None of this is to say that I don’t like vinyl records, reel-to-reel tape or even 8mm cine film. It’s just that these are far more of an approximation of reality than a good digital recording, with often a healthy dose of character. There is something intrinsically warm and engaging about analogue recordings, nearly every nuance of which can now be simulated digitally.

The link between generative and analogue

I could write for days on this topic and enjoy mulling it over with dissenters from my own views. But today, the meaning of analogue is about to be stretched further than we previously thought was conceptually possible. Because I’m going to argue that generative AI is in some ways analogous to an analogue process. Or is it?

Everything about the phrase “Generative Artificial Intelligence” suggests that it’s not going to be faithful to the original. But that doesn’t have to be the case. What about noise removal? Noise can mask details that weren’t visible in the original picture, and AI can put them back. Or, at least, appear to put them back. Whether or not this is acceptable depends on the context. If the picture is a wedding portrait, and some details of the Bride’s dress aren’t as sharp as they should be, few would object to AI redressing (literally) the situation. But if the image was crucial evidence in a case around passport forgery, it would be likely to be thrown out of court, as it would essentially represent tampering with the evidence.

It’s easy to be distracted by the fact that AI runs on digital processors. These create neural networks that behave anything but digitally. It’s this relationship that is like that of digital sampling of analogue phenomena.
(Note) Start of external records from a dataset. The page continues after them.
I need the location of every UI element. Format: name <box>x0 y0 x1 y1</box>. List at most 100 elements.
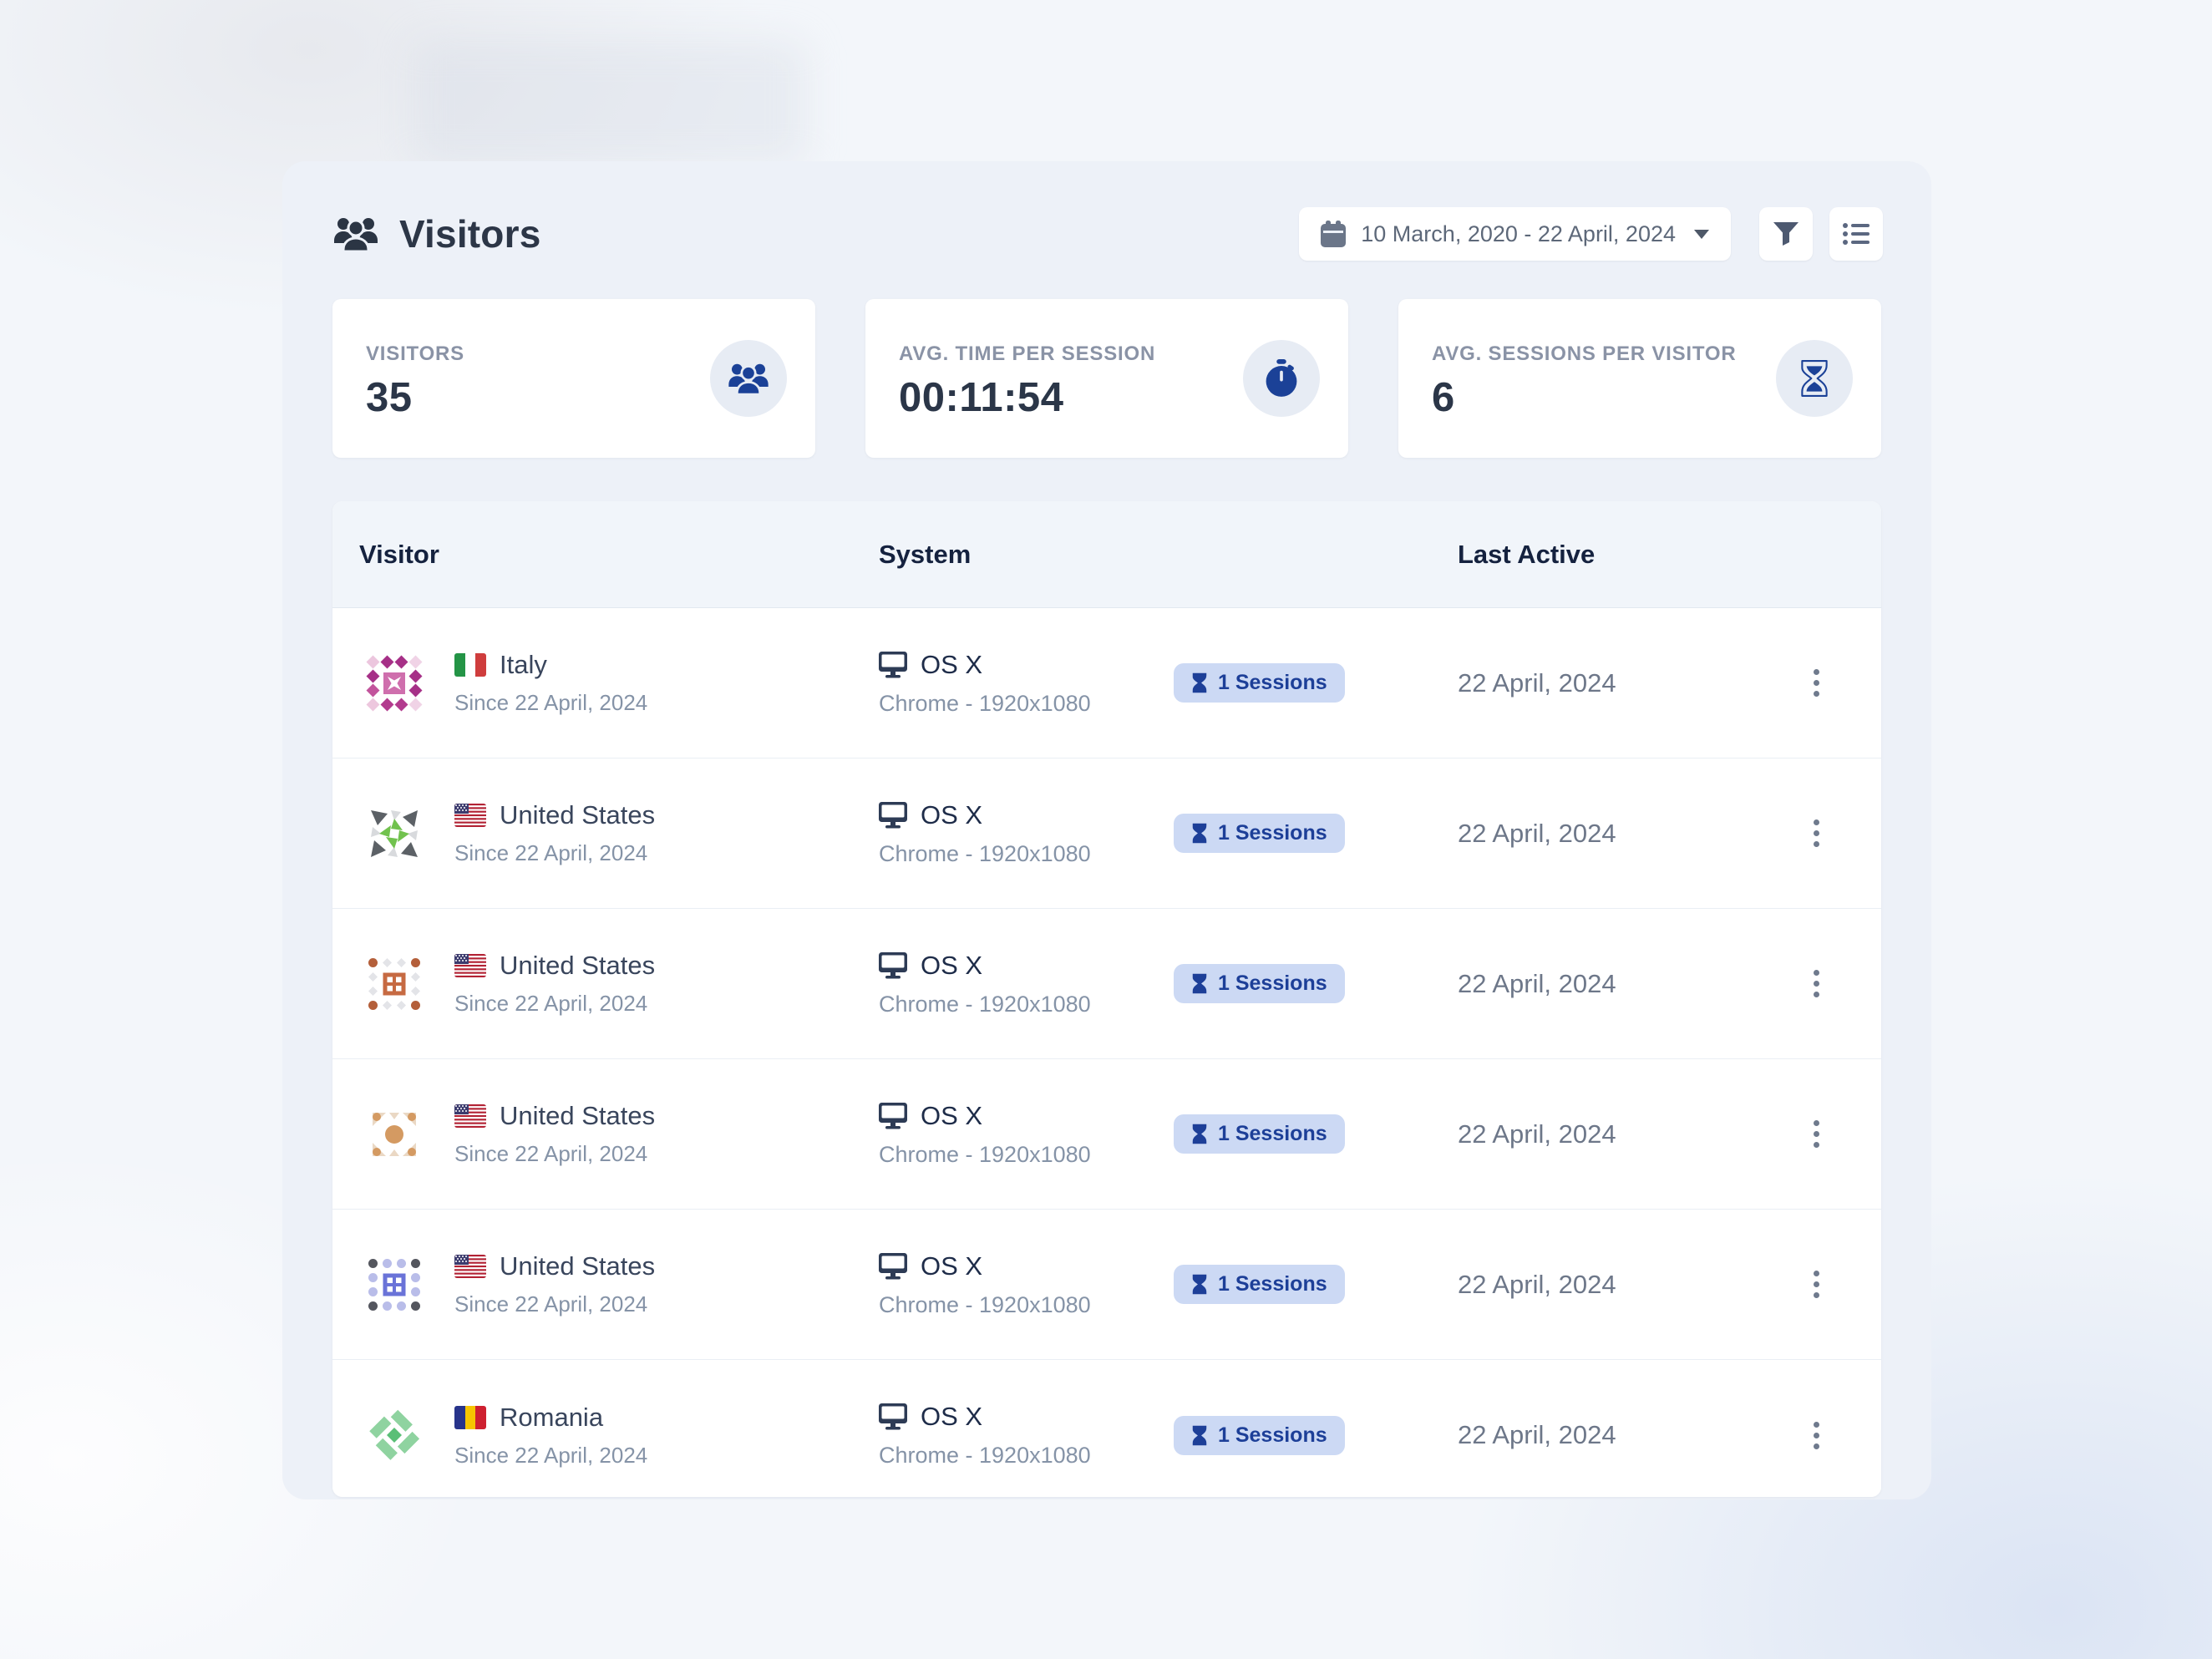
table-row[interactable]: United States Since 22 April, 2024 OS X … <box>332 909 1881 1059</box>
sessions-badge[interactable]: 1 Sessions <box>1174 663 1345 703</box>
stat-value: 6 <box>1432 375 1455 420</box>
visitor-since: Since 22 April, 2024 <box>454 1291 648 1317</box>
table-row[interactable]: Italy Since 22 April, 2024 OS X Chrome -… <box>332 608 1881 758</box>
visitor-cell: Romania Since 22 April, 2024 <box>332 1403 879 1469</box>
row-menu-button[interactable] <box>1809 1417 1824 1454</box>
stat-label: AVG. TIME PER SESSION <box>899 342 1156 365</box>
users-icon <box>334 218 378 252</box>
filter-button[interactable] <box>1759 207 1813 261</box>
last-active-cell: 22 April, 2024 <box>1458 1417 1881 1454</box>
pink-diamond-identicon <box>366 655 423 712</box>
last-active-cell: 22 April, 2024 <box>1458 1266 1881 1303</box>
table-row[interactable]: Romania Since 22 April, 2024 OS X Chrome… <box>332 1360 1881 1497</box>
background-blur-shape <box>413 40 806 165</box>
last-active-cell: 22 April, 2024 <box>1458 965 1881 1002</box>
filter-funnel-icon <box>1773 222 1799 246</box>
system-cell: OS X Chrome - 1920x1080 <box>879 1251 1174 1318</box>
os-name: OS X <box>921 1100 983 1130</box>
last-active-date: 22 April, 2024 <box>1458 1269 1616 1299</box>
hourglass-icon <box>1192 1274 1207 1295</box>
system-cell: OS X Chrome - 1920x1080 <box>879 1101 1174 1168</box>
row-menu-button[interactable] <box>1809 814 1824 852</box>
browser-resolution: Chrome - 1920x1080 <box>879 1443 1091 1468</box>
table-row[interactable]: United States Since 22 April, 2024 OS X … <box>332 1059 1881 1210</box>
browser-resolution: Chrome - 1920x1080 <box>879 840 1091 866</box>
last-active-date: 22 April, 2024 <box>1458 968 1616 998</box>
browser-resolution: Chrome - 1920x1080 <box>879 690 1091 716</box>
sessions-count: 1 Sessions <box>1218 1272 1327 1296</box>
visitors-panel: Visitors 10 March, 2020 - 22 April, 2024 <box>282 161 1931 1499</box>
row-menu-button[interactable] <box>1809 664 1824 702</box>
os-name: OS X <box>921 950 983 980</box>
last-active-date: 22 April, 2024 <box>1458 1420 1616 1449</box>
stopwatch-icon <box>1243 340 1320 417</box>
table-body: Italy Since 22 April, 2024 OS X Chrome -… <box>332 608 1881 1497</box>
sessions-badge[interactable]: 1 Sessions <box>1174 1265 1345 1304</box>
monitor-icon <box>879 801 907 828</box>
browser-resolution: Chrome - 1920x1080 <box>879 991 1091 1017</box>
column-header-system: System <box>879 539 972 569</box>
page-title: Visitors <box>399 212 541 256</box>
sessions-badge[interactable]: 1 Sessions <box>1174 964 1345 1003</box>
hourglass-icon <box>1192 1124 1207 1144</box>
tan-orbit-identicon <box>366 1106 423 1163</box>
system-cell: OS X Chrome - 1920x1080 <box>879 800 1174 867</box>
sessions-cell: 1 Sessions <box>1174 964 1458 1003</box>
date-range-text: 10 March, 2020 - 22 April, 2024 <box>1361 221 1676 246</box>
sessions-count: 1 Sessions <box>1218 1122 1327 1145</box>
sessions-count: 1 Sessions <box>1218 1423 1327 1447</box>
hourglass-icon <box>1192 672 1207 693</box>
row-menu-button[interactable] <box>1809 1266 1824 1303</box>
visitors-table: Visitor System Last Active Italy Since 2… <box>332 501 1881 1497</box>
monitor-icon <box>879 1403 907 1430</box>
column-header-visitor: Visitor <box>359 539 439 569</box>
system-cell: OS X Chrome - 1920x1080 <box>879 650 1174 717</box>
indigo-window-identicon <box>366 1256 423 1313</box>
country-flag <box>454 954 486 977</box>
sessions-badge[interactable]: 1 Sessions <box>1174 1415 1345 1455</box>
browser-resolution: Chrome - 1920x1080 <box>879 1141 1091 1167</box>
page-title-wrap: Visitors <box>332 211 541 256</box>
os-name: OS X <box>921 1402 983 1431</box>
calendar-icon <box>1321 221 1347 247</box>
sessions-cell: 1 Sessions <box>1174 1415 1458 1455</box>
last-active-date: 22 April, 2024 <box>1458 1119 1616 1149</box>
sessions-count: 1 Sessions <box>1218 671 1327 694</box>
visitor-country: United States <box>500 1251 656 1281</box>
list-view-button[interactable] <box>1829 207 1883 261</box>
system-cell: OS X Chrome - 1920x1080 <box>879 1402 1174 1469</box>
stat-value: 00:11:54 <box>899 375 1064 420</box>
orange-window-identicon <box>366 956 423 1012</box>
row-menu-button[interactable] <box>1809 1115 1824 1153</box>
last-active-cell: 22 April, 2024 <box>1458 1115 1881 1153</box>
last-active-cell: 22 April, 2024 <box>1458 814 1881 852</box>
monitor-icon <box>879 1102 907 1129</box>
visitor-since: Since 22 April, 2024 <box>454 690 648 715</box>
visitor-country: United States <box>500 951 656 980</box>
stats-row: VISITORS 35 AVG. TIME PER SESSION 00:11:… <box>282 299 1931 458</box>
green-cross-identicon <box>365 1406 424 1464</box>
country-flag <box>454 1255 486 1278</box>
hourglass-icon <box>1192 1425 1207 1445</box>
date-range-picker[interactable]: 10 March, 2020 - 22 April, 2024 <box>1299 207 1731 261</box>
os-name: OS X <box>921 799 983 830</box>
monitor-icon <box>879 1252 907 1279</box>
os-name: OS X <box>921 1251 983 1281</box>
sessions-badge[interactable]: 1 Sessions <box>1174 1114 1345 1154</box>
visitor-since: Since 22 April, 2024 <box>454 840 648 865</box>
table-row[interactable]: United States Since 22 April, 2024 OS X … <box>332 758 1881 909</box>
monitor-icon <box>879 651 907 677</box>
row-menu-button[interactable] <box>1809 965 1824 1002</box>
country-flag <box>454 653 486 677</box>
table-row[interactable]: United States Since 22 April, 2024 OS X … <box>332 1210 1881 1360</box>
sessions-badge[interactable]: 1 Sessions <box>1174 814 1345 853</box>
sessions-cell: 1 Sessions <box>1174 663 1458 703</box>
country-flag <box>454 804 486 827</box>
sessions-cell: 1 Sessions <box>1174 1114 1458 1154</box>
table-header-row: Visitor System Last Active <box>332 501 1881 608</box>
hourglass-icon <box>1192 973 1207 994</box>
stat-card-avg-time: AVG. TIME PER SESSION 00:11:54 <box>865 299 1348 458</box>
sessions-count: 1 Sessions <box>1218 972 1327 995</box>
stat-label: AVG. SESSIONS PER VISITOR <box>1432 342 1737 365</box>
visitor-cell: United States Since 22 April, 2024 <box>332 951 879 1017</box>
In the end, the samples are not relevant to the output (other than as a means to reproducing it). When you digitally record an analogue musical instrument, the end result that you hear is an analogue instrument.

And so it is with AI. When you ask generative AI to create a scene, it doesn’t do it with pixels; it does it with concepts. If you ask it to draw a giraffe, it is that long-necked animal that is the output, and the current necessity of representing it as pixels (because that’s how our displays work) is not relevant. If, for some reason, our pixels were triangular or crescent-shaped, the AI would still work the same way. By the time you see the finished image, the pixels - and the digital processing - are irrelevant.

Improving reality?

What is the point of all this? It is, perhaps, that we will be able to use AI not only to “generate” something that never existed but also to “generate” reality. Show it the output from a camera’s sensor, and you can ask it to generate that same image, but better. Perhaps with more resolution, more detail, and of course, subtly modified to fit another aspect ratio or with a different colour grade.
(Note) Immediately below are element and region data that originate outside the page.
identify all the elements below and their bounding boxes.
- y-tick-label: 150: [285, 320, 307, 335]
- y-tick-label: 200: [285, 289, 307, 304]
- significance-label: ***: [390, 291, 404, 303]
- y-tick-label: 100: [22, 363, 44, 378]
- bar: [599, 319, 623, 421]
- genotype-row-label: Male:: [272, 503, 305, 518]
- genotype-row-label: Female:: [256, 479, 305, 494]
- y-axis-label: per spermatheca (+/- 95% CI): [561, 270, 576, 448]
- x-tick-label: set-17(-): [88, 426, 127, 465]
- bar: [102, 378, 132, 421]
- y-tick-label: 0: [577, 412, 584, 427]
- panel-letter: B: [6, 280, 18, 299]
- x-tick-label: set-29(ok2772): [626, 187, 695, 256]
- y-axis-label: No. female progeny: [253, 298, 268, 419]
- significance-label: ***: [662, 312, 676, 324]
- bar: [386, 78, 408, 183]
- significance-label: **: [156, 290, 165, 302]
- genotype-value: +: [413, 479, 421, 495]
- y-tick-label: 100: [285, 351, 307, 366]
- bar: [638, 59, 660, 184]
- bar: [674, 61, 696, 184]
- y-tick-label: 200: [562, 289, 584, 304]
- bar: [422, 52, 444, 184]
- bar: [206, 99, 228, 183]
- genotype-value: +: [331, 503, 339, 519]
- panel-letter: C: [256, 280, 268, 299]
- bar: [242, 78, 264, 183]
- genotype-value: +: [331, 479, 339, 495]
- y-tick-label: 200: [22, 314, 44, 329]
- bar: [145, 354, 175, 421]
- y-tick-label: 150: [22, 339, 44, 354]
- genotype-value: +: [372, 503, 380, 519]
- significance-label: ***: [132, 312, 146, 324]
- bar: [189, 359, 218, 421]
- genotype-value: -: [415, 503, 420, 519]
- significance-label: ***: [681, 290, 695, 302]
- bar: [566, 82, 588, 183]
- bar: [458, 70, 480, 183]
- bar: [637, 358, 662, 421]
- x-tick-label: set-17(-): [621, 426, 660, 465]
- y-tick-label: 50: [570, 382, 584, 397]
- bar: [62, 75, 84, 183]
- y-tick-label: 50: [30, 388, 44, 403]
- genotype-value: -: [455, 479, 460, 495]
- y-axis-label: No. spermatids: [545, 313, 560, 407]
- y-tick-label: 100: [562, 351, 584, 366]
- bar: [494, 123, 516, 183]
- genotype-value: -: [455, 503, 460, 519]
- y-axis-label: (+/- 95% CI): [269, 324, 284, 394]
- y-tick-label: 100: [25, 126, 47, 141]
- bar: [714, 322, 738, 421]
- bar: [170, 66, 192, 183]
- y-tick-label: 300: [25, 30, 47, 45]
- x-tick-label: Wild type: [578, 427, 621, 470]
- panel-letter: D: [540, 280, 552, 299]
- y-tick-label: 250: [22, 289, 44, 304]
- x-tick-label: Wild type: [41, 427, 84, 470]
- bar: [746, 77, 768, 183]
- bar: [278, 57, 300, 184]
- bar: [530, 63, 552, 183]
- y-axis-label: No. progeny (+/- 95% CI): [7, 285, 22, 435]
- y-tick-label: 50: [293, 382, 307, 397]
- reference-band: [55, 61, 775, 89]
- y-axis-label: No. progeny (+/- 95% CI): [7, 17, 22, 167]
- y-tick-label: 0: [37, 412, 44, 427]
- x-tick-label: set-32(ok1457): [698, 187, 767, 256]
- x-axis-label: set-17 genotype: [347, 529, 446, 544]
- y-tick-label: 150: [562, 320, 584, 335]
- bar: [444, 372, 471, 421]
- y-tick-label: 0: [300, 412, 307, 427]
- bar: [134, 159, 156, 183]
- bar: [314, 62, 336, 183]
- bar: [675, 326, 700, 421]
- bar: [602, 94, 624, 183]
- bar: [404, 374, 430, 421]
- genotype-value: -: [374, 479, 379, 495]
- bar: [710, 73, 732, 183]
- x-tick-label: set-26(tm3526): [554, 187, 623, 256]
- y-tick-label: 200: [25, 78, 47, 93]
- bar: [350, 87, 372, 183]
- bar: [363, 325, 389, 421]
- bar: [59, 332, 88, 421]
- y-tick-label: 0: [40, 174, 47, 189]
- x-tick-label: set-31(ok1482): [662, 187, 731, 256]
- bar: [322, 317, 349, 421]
This process essentially describes an AI codec. Instead of using mathematics like discrete cosine transformations to compress the image with as little visual loss as possible, you would task a specialist AI model with representing a scene in a conceptual domain. Depending on how this is done, it might even take more data than the original, but it seems likely that part of the model could use its own “intelligence” to look at how to reduce the amount of data needed to reproduce the same image.
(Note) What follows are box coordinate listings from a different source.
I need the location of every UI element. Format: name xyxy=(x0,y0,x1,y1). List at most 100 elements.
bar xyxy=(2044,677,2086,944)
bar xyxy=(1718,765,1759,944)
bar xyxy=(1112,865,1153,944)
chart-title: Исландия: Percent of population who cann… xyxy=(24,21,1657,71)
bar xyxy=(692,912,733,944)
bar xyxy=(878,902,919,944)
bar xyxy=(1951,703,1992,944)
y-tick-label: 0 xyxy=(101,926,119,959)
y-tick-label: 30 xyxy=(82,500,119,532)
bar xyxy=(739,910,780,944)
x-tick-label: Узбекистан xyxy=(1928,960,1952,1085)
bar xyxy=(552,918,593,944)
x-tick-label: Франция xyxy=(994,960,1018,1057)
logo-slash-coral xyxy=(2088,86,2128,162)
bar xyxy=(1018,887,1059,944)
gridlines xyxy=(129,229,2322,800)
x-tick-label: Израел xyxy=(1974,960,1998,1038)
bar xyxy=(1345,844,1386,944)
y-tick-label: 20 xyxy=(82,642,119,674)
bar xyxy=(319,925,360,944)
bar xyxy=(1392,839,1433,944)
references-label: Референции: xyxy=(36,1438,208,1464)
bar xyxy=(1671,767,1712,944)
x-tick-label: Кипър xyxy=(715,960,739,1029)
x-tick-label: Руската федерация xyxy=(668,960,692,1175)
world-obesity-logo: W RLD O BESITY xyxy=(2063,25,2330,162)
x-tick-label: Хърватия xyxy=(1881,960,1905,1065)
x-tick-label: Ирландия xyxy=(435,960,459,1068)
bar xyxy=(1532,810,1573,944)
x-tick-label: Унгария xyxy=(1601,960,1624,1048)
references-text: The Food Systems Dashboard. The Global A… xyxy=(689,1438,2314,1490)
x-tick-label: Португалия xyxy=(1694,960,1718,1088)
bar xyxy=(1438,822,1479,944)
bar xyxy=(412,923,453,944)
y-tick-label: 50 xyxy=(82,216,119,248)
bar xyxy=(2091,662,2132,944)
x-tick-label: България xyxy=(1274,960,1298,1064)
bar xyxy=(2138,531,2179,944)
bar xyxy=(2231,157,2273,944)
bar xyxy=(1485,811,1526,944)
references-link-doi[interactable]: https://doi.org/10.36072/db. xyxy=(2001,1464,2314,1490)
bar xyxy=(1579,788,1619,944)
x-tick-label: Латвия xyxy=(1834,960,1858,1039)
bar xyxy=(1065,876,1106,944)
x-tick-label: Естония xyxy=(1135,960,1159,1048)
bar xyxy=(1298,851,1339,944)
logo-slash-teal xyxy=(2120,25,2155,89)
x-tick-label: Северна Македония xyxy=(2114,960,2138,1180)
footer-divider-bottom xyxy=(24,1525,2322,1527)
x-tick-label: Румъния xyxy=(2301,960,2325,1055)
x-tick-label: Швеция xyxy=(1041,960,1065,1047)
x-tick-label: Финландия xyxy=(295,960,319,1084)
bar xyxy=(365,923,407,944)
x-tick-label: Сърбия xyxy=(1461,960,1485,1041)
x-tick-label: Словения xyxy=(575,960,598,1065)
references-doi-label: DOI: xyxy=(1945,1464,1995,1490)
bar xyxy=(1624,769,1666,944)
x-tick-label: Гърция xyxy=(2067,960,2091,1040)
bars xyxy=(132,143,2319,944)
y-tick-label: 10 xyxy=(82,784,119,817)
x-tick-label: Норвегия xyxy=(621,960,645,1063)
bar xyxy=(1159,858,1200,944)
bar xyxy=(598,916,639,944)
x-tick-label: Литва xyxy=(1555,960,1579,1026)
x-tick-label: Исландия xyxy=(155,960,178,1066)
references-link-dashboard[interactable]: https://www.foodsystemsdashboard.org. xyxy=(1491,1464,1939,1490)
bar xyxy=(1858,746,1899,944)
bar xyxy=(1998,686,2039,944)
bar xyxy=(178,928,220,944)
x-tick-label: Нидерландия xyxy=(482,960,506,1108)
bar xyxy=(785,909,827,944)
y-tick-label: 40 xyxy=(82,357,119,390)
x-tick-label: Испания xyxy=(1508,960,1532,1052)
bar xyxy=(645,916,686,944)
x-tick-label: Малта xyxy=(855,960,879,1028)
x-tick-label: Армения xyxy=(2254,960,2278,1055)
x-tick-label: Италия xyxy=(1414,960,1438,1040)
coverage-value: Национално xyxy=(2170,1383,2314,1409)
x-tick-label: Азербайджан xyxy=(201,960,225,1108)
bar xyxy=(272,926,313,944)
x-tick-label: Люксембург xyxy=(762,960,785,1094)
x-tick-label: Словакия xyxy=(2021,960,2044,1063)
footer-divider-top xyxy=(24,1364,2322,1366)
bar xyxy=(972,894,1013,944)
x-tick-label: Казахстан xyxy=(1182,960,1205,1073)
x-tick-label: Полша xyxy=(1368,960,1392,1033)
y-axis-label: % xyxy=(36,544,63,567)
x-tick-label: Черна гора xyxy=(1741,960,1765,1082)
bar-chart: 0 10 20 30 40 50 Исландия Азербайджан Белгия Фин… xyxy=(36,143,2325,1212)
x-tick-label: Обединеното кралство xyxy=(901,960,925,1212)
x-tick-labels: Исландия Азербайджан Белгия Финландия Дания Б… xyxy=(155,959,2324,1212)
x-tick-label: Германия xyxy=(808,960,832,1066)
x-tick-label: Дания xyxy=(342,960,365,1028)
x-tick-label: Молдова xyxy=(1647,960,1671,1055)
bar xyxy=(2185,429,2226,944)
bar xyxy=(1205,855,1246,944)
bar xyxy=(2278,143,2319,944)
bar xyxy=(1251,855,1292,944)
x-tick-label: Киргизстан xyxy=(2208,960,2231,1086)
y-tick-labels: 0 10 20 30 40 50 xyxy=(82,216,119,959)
And as we now know from experimenting with generative models, there are almost no limits. Post-production would become a matter of prompt engineering. And AI would also take part in optimising those prompts. So, yes, you could ask the model to “make this scene look like it was shot on a planet with two suns and a methane atmosphere”, but you could also use conventional colour grading UIs to control the AI process as well.

This won’t happen overnight. Output quality matters, and getting it right will be tricky. Ultimately, what we’re describing here is a semantic layer in a post-production technology workflow. It’s where you tell the workflow what you want the result to be. How we get to this stage is perhaps indistinct from today’s perspective, but there are stages we can build to get there. It’s what I call a “cognitive workflow”. It’s extremely speculative at the moment, but in a future article, I will describe the stages we need to build a workflow that is fully optimised for AI.